Certes, mes élèves ne partageaient pas tous des goûts ou des identités. Un autre contingent nommé Maman Mia (bien qu’ils aient également plaidé en faveur d’une émission féministe qui rejetait les complots matrimoniaux, en quelque sorte). Un compositeur talentueux de la classe a déploré la tendance aux comédies musicales rock et a regretté l’époque de George Gershwin. Ce qui était perceptible, cependant, et ce pour quoi je pense que la génération Z n’obtient pas assez de crédit, était une combinaison de profonde préoccupation pour la justice sociale avec une curiosité et une ouverture tout aussi profondes. Lorsqu’un élève a remarqué que gitan, le titre du deuxième hit de Sondheim, est une insulte ethnique pour les Roms, et est approprié par un artiste de strip-tease blanc dans l’émission, ce n’était pas la fin de la discussion. Les étudiants n’étaient pas intéressés à annuler gitan, quoi que cela puisse signifier dans une salle de classe. Au lieu de cela, les autres ont repris le point, demandant comment l’exotisme et l’érotisme étaient souvent associés dans l’histoire du théâtre musical, comment la race et la sexualité opéraient dans le récit de la mobilité sociale de la comédie musicale, comment Mama Rose et Gypsy Rose Lee incarnaient différents modèles de performance de genre. Est gitan palpitante, problématique, exploitante, sexuellement positive, une célébration de l’individualisme, une critique du destin manifeste, une lettre d’amour au show business et une excoriation de la poursuite de la célébrité ? Pourquoi pas? La complexité est la marque de fabrique de Sondheim, et mes étudiants l’ont adoptée.
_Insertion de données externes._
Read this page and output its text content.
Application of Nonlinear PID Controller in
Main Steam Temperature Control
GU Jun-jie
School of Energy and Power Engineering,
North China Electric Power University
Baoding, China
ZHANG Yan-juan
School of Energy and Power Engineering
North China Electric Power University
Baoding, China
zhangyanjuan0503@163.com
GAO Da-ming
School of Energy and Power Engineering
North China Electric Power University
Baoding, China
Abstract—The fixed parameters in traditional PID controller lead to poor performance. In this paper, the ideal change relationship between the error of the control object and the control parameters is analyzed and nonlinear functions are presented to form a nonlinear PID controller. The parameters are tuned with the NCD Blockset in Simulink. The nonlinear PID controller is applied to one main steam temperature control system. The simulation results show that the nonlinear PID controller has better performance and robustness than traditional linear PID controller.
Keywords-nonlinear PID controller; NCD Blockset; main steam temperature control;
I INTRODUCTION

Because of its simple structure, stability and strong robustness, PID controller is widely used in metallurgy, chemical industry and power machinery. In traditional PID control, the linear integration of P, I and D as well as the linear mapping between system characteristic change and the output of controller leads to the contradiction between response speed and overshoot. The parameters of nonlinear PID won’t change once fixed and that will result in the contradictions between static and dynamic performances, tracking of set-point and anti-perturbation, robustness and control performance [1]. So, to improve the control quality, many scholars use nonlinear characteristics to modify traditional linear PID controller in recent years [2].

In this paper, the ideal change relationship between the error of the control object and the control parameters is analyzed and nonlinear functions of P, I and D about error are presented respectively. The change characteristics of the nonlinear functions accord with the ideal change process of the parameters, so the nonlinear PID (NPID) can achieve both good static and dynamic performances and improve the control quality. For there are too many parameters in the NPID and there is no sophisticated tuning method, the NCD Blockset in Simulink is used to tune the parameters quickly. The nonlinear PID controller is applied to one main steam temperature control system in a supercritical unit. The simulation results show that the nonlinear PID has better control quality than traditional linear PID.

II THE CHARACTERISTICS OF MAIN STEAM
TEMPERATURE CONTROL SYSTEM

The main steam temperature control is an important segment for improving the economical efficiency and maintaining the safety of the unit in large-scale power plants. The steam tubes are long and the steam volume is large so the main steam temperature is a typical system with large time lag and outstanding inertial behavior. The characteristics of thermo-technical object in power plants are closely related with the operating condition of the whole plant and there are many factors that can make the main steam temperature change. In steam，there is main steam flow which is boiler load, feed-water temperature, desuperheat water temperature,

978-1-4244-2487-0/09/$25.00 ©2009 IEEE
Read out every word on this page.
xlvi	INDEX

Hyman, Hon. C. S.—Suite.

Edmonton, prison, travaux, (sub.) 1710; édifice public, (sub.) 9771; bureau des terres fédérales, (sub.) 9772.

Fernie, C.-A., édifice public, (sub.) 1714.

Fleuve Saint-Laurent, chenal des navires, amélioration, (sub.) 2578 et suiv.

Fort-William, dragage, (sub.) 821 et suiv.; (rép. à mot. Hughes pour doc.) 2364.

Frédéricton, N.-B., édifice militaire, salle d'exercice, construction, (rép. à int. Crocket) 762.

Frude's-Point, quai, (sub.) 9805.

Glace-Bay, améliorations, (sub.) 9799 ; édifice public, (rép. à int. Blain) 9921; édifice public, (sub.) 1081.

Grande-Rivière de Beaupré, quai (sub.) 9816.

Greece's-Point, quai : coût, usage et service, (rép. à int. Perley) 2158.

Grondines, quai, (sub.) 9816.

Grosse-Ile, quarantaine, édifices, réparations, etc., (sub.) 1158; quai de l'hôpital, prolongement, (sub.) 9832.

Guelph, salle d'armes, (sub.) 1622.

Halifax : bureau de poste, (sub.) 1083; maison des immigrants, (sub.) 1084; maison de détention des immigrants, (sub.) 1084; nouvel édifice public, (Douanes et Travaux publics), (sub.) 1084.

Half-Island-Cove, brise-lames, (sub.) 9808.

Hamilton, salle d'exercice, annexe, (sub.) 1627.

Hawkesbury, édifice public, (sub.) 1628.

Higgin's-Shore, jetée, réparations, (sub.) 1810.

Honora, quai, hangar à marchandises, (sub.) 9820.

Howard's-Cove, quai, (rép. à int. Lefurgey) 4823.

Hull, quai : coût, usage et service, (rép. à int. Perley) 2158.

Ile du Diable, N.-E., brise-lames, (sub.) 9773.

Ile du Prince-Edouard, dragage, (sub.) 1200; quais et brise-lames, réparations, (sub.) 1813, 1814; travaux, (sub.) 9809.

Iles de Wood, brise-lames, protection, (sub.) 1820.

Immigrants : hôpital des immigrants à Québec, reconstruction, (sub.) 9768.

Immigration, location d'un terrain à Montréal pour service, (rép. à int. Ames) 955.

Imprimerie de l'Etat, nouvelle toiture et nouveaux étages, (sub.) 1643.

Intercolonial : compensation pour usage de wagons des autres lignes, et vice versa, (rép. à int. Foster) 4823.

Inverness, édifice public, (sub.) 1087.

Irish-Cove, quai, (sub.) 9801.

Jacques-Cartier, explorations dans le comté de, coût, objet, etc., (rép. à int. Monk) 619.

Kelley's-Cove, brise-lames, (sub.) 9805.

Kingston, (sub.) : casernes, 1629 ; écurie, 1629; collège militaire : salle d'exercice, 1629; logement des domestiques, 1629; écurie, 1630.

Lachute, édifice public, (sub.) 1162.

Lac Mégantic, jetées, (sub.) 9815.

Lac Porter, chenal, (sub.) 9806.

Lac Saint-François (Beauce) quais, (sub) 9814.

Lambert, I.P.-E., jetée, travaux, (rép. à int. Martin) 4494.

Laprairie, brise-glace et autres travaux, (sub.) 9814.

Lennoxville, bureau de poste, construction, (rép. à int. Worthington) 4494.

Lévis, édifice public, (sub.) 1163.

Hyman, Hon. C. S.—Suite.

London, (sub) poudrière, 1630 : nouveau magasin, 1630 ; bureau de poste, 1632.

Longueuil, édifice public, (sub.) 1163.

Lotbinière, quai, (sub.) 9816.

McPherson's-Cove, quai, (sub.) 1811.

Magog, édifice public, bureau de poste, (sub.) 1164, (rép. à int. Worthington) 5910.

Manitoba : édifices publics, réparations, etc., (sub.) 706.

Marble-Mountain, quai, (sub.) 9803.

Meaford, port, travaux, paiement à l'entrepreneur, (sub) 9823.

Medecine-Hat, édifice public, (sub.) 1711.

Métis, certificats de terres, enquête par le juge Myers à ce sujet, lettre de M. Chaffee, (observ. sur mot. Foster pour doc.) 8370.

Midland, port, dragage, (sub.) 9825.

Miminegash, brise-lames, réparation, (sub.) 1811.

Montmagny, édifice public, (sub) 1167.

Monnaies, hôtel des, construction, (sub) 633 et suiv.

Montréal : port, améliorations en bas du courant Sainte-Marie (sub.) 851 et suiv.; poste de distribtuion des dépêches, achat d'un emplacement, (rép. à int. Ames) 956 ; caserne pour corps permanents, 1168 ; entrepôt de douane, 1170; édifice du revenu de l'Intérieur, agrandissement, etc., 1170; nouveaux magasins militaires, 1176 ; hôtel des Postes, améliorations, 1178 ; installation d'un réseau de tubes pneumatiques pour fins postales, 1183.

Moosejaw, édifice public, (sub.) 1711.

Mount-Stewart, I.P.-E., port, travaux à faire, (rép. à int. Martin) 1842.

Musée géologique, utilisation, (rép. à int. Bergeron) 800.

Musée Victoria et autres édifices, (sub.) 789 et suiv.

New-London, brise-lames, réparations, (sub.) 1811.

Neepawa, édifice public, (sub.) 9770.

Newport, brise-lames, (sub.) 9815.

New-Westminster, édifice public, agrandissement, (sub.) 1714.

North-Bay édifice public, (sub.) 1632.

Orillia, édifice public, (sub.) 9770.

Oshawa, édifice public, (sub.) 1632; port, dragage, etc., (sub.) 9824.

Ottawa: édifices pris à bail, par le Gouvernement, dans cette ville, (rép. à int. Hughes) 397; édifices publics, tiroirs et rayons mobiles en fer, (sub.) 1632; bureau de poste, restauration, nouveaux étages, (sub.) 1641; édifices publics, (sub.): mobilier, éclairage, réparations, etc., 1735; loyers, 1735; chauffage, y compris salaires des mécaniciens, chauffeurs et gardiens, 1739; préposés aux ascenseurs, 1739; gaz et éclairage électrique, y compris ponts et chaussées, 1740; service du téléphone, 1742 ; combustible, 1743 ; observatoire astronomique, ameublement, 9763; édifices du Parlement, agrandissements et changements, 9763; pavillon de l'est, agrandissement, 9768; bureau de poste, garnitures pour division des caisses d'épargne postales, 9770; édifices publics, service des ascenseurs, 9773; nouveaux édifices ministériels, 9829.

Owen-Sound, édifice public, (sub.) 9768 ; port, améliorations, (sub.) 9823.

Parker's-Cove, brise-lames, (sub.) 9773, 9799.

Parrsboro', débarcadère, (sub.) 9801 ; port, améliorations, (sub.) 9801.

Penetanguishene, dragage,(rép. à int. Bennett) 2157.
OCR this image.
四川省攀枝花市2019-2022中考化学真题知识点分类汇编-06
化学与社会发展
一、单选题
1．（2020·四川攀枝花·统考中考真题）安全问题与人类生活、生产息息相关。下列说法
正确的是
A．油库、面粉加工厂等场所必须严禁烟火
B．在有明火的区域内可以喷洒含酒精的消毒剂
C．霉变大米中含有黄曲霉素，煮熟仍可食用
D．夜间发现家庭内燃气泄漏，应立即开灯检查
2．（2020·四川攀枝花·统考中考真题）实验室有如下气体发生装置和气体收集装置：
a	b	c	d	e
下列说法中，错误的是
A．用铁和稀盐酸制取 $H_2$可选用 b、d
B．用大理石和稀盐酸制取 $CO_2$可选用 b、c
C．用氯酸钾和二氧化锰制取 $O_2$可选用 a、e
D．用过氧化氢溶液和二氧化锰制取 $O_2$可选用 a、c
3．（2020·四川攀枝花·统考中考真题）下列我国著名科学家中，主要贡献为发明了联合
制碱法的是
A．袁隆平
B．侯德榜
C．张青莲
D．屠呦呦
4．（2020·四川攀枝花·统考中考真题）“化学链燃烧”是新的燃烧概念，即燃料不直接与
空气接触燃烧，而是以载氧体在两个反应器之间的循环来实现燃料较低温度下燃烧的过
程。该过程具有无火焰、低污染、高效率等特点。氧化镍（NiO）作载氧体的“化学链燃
Quiescence face à la complexité, cependant, ils ne le font pas. Comparer les performances de Sweeney Todd« A Little Priest » de 2014 lors d’un concert mettant en scène Emma Thompson et Bryn Terfel avec le film de Tim Burton de 2007 avec Helena Bonham Carter et Johnny Depp, un étudiant a soutenu dans son essai que « la nature campy de la performance orchestrale, en plus à la livraison exagérée de Mme Lovett, suggère une vision du monde opportuniste, dans laquelle les réparations pour la justice et la mobilité sociale sont une série d’heureux accidents. À l’inverse, le ton maussade et sinistre de l’adaptation cinématographique de Burton implique une vision du monde fataliste qui affirme qu’un changement radical face à l’injustice sociale et économique est inévitable.

J’ai pensé à l’autre chanson préférée de mes étudiants du semestre : « Cell Block Tango », de Chicago (avec la musique du toujours actif John Kander, né trois ans avant Sondheim). Les «six joyeuses meurtrières de la prison du comté de Cook» chantent chacune les raisons pour lesquelles elles ont offensé leurs partenaires violents. « Il l’avait fait venir » est le refrain du numéro. Lorsque ces étudiants se penchent sur l’histoire de la comédie musicale américaine, ils voient non seulement un enregistrement d’artifice divertissant, mais un diagnostic des maux sociaux qu’ils essaient, de manière si créative, de résoudre.